Monday, November 7, 2011

Bali

Bali
It’s not difficult settling into a place like Bali. We rented motorbikes and explored the land. Makai loves the motorbike, riding up front with her paws on the handlebars. The locals can be creative in how they pack the little motorbikes. We witnessed 5 person families to the casual mobile kitchen. On one occasion we looked like locals sporting two people, surfboards, and backpacks with a dog on the handlebars. It worked fine until Makai apparently had enough. She hit the key to “Stop” with her paw, leaving us immobile on a busy highway.
About 90 minutes north of the anchorage is an area known as Ubud. It is an artist’s dream destination: laid back lifestyle with a variety of talented painters and sculptors. The main attraction is a sacred monkey sanctuary, where the Bandar-log leapt from trees to temples and climb onto visitors who trade the local currency: bananas.

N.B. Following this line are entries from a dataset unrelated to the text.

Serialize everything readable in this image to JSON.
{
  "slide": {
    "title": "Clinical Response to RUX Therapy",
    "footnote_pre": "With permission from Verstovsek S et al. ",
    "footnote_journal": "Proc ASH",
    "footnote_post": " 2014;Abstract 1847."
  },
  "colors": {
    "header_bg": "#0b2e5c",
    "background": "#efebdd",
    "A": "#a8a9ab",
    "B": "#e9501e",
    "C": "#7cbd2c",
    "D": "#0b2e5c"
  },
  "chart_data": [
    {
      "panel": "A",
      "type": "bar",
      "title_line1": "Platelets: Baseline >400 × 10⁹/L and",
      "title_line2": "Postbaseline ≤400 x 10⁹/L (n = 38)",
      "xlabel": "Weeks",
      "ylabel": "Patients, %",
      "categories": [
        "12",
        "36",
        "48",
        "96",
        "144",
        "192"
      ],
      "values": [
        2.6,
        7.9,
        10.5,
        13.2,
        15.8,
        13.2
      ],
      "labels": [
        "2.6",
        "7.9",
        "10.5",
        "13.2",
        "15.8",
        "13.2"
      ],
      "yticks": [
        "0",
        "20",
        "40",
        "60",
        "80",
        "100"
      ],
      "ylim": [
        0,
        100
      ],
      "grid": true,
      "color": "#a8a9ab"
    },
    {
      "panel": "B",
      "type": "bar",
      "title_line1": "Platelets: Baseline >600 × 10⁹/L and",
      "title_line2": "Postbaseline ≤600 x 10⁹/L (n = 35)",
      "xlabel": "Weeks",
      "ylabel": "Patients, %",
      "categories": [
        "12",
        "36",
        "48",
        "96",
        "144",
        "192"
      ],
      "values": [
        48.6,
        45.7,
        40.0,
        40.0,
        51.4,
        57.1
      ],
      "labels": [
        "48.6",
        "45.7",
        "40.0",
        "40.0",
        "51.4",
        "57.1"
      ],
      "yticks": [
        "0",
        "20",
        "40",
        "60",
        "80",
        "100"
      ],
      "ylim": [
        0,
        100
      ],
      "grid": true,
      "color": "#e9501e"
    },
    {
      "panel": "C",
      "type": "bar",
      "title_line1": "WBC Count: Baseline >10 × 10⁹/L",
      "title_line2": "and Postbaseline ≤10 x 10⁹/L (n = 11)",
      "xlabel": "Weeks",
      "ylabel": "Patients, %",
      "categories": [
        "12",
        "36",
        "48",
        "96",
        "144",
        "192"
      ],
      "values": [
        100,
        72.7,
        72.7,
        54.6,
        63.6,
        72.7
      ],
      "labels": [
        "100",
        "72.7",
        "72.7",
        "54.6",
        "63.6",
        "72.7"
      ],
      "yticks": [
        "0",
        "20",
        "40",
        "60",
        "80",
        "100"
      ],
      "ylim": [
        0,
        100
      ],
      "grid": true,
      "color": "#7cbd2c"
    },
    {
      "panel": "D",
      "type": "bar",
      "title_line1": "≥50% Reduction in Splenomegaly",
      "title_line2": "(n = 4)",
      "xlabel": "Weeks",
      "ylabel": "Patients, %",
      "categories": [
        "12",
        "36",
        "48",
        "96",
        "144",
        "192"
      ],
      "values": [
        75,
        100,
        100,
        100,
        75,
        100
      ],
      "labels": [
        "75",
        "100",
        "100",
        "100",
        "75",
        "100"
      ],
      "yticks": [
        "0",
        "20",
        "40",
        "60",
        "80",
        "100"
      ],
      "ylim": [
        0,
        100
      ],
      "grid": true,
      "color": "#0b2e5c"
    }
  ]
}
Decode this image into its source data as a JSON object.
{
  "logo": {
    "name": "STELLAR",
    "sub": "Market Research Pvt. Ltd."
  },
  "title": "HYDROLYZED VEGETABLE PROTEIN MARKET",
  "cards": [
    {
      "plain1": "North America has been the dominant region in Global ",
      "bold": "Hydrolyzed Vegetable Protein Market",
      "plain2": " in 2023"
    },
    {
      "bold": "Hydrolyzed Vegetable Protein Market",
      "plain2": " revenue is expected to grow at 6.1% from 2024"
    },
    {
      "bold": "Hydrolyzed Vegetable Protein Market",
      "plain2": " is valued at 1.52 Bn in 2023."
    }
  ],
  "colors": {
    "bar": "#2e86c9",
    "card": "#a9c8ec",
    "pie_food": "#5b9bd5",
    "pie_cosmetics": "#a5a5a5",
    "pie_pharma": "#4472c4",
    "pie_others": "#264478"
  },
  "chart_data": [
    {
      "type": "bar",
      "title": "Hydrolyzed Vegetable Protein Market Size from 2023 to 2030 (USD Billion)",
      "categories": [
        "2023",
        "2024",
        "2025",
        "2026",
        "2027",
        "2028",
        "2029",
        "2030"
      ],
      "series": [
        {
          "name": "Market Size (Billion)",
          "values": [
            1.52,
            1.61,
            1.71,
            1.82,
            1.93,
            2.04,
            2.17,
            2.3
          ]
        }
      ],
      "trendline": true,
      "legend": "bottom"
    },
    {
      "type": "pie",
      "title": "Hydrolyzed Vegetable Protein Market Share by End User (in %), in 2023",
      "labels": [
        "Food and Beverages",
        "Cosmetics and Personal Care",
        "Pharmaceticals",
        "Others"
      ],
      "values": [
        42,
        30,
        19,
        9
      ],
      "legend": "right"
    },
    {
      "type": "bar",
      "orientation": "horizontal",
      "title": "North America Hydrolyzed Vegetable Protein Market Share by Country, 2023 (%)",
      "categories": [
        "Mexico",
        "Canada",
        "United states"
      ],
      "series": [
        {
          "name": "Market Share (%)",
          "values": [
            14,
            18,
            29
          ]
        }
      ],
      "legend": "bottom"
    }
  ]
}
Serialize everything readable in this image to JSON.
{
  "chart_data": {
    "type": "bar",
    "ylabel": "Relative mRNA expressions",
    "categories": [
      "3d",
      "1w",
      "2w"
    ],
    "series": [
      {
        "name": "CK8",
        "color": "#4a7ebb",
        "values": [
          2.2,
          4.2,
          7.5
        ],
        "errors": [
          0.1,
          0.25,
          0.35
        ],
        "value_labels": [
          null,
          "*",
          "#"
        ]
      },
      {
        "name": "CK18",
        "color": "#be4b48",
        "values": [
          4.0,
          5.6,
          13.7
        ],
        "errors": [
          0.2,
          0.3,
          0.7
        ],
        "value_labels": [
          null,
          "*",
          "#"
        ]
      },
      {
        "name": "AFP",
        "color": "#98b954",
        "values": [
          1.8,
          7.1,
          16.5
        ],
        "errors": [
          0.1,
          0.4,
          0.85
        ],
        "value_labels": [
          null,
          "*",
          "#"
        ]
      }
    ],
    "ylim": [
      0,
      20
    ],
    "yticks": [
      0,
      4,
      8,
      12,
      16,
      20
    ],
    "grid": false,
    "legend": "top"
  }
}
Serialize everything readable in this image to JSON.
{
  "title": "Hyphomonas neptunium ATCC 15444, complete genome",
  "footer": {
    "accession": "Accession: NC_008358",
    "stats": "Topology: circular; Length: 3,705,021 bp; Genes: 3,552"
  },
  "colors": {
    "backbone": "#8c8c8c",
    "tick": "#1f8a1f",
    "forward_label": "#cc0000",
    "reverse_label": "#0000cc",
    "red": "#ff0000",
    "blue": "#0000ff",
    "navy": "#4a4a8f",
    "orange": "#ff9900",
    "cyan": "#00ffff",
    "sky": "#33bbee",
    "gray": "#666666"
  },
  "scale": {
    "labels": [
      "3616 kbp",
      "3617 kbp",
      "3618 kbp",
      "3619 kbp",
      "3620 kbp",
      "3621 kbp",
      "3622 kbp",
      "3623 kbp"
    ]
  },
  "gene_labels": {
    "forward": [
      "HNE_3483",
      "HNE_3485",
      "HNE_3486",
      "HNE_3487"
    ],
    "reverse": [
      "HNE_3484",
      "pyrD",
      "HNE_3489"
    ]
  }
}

Bali has more than just great surfing. The nightlife is crazy. Sky Garden, the main club, has fire dancing performances and multiple floors of bars and dancing. The down under equivalent to Cancun or Cabo San Lucas, drunken Australians inundate the streets and beaches of Kuta attempting to forget the better part of a short lived vacation.
Bribes in Indonesia are commonplace, especially with the police. During the two months I was stopped 4 times for virtually no reason and paid a ‘ticket’ anywhere from $1.50 to $10.00. Sometimes you have to know when to just pay the “fee” and stop negotiations. I was a couple days late in applying for a visa extension (an illegal immigrant). Accustom to flexible Island life, they were half-way through processing my deportation before I submitted by paying the $100 late fee.
A few days before our departure, a 6.0 earthquake rattled the city of Denpasar damaging several buildings. I talked to a couple locals about the earthquake. Even the elderly said that they have never felt anything like it. According to all our neighbor sailors we have missed the window to cross the Indian Ocean. No wind and Cyclone season is approaching. Just in time for our passage to Coco’s Keeling. Pray for wind.